At time point 24 hours after treatment, the mean numbers of micronucleated polychromatic erythrocytes (MPE) per 2000 polychromatic erythrocytes (PE) in rats, treated with three different dose levels (37, 333 and 1000 mg/kg) of the test substance, were weakly statistically significantly higher than the mean number found in the vehicle control rats. The linear trend test also yielded a weak significant effect. Therefore, the study indicates that treatment with the test substance at dose levels up to 1000 mg/kg, resulted in a weak genotoxic effect to bone marrow cells in rats. The mean number of micronucleated polychromatic erythrocytes per 2000 polychromatic erythrocytes in rats, treated with a dose level of 111 mg/kg, was not statistically significantly higher than the mean number found in the vehicle control rats. For the rats of the positive control group, the mean number of MPE per 2000 PE was statistically significantly higher than the mean number found in the vehicle control rats. This deomstrates the validity and sensitivity of the test system.

At time point 48 hours after treatment, the mean numbers of micronucleated polychromatic erythrocytes per 2000 polychromatic erythrocytes in rats, treated with the two highest dose levels (333 and 1000 mg/kg) of the tet substance, were not statistically significantly higher than the mean number found in the vehicle control rats.

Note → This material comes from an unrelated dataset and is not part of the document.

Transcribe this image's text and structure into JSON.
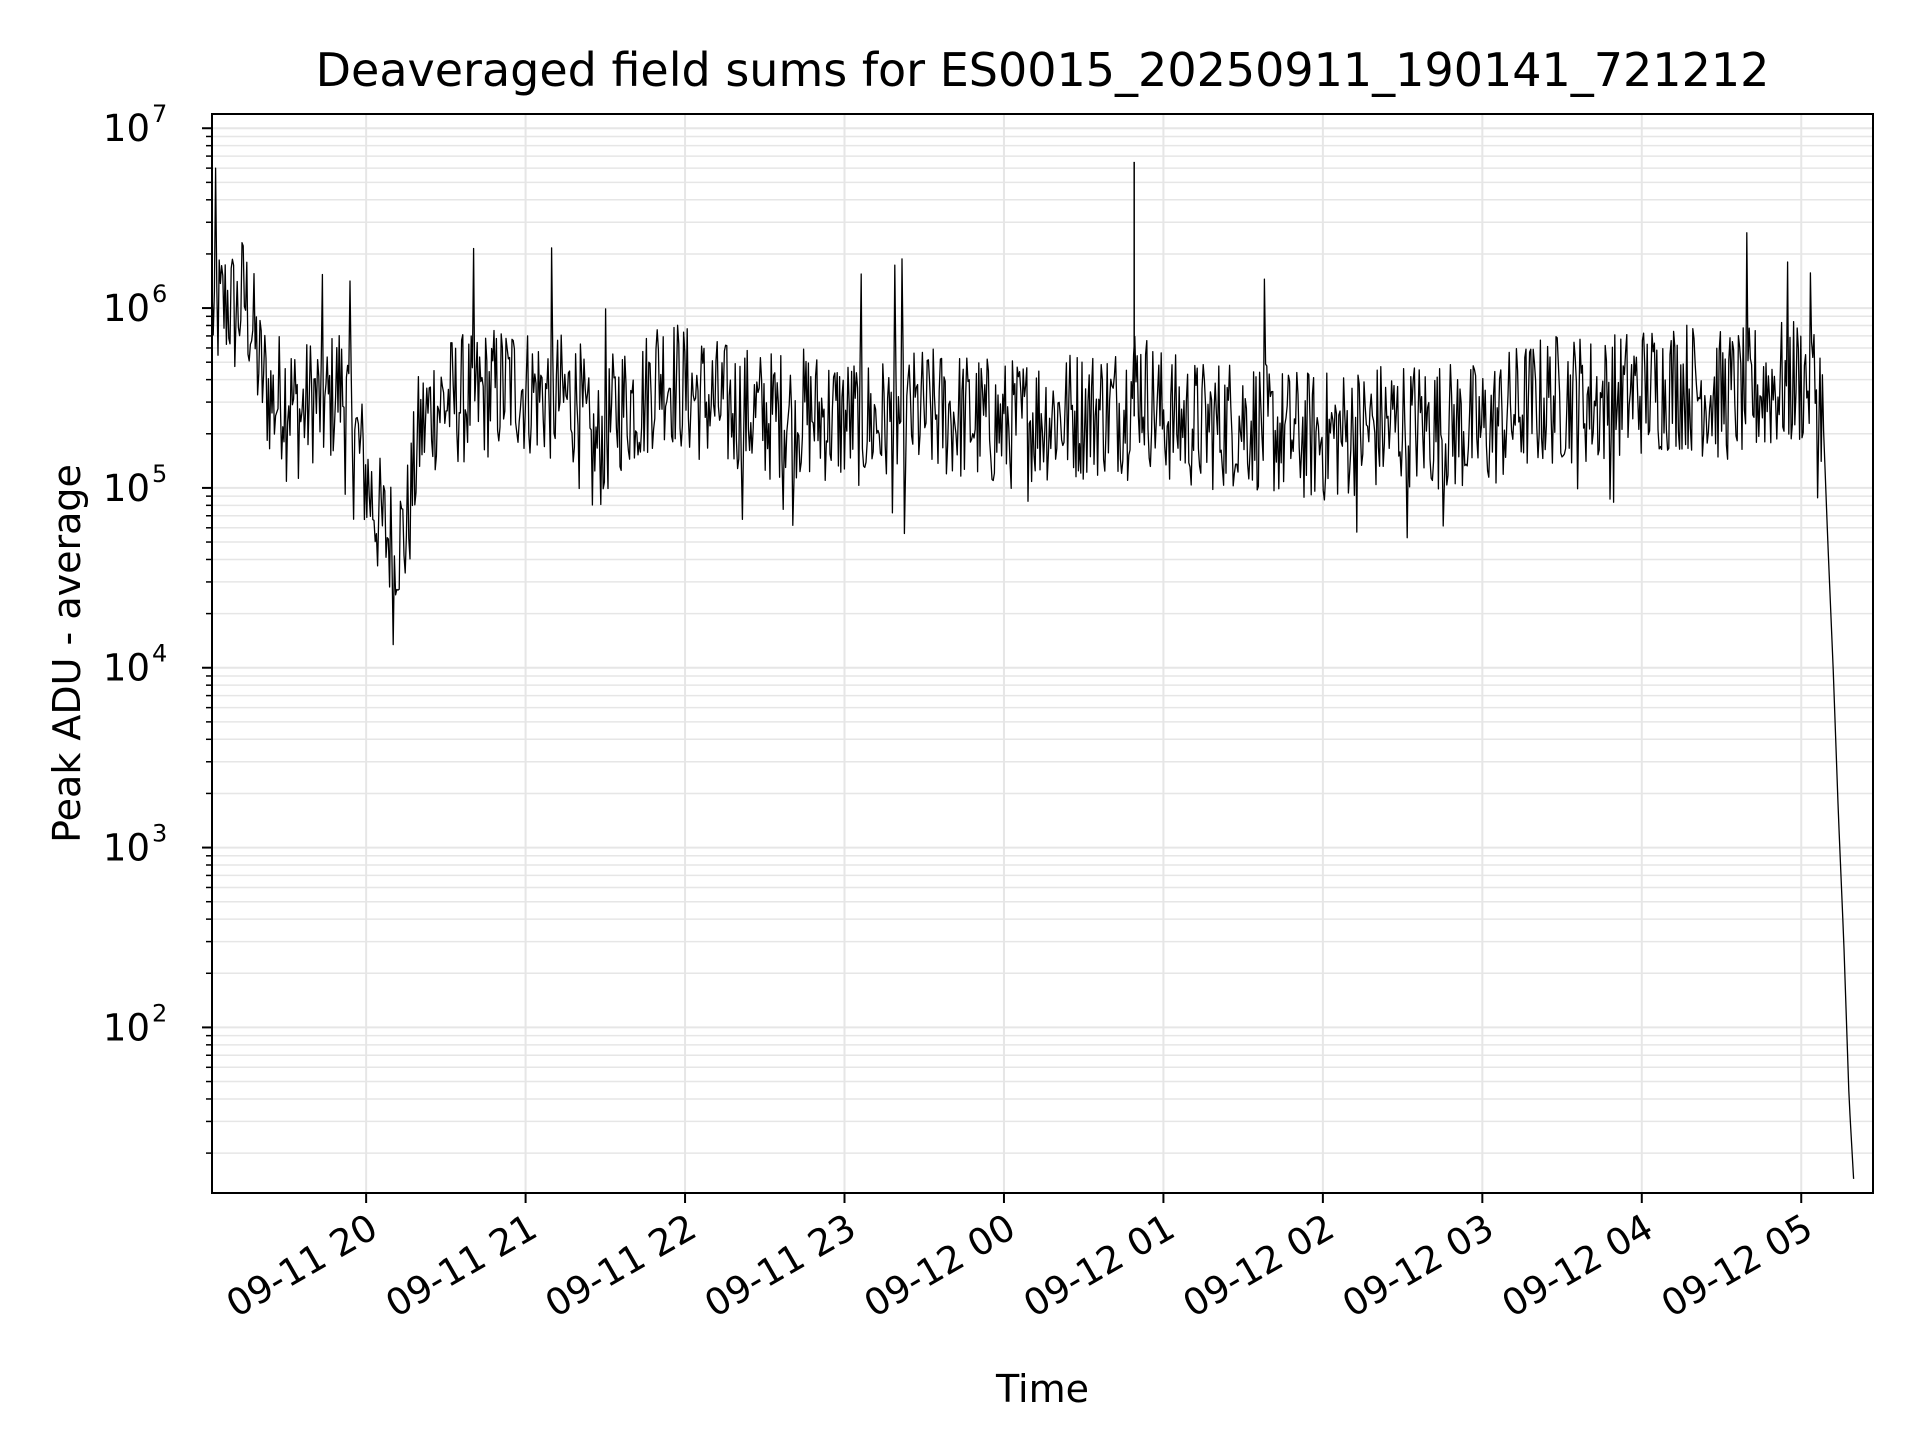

At both time points of 24 hours and 48 hours after treatment, the numbers of polychromatic erythrocytes per number of erythrocytes in rats, treated with four different dose-levels (1000, 333, 111 and 37 mg/kg) of the test substance, were not statistically significantly different from the polychromatic erythrocytes per number of erythrocytes found in the vehicle control rats. Therefore, no treatment related cytotoxicity to bone marrow cells of male rats could be demonstrated in the target cells.

From the results obtained in this micronucleus test with the test substance, it was demonstrated that the test substance was weakly genotoxic to bone marrow cells of rats and that the test substance has the potential to induce damage to the mitotic spindle apparatus of the bone marrow target cells.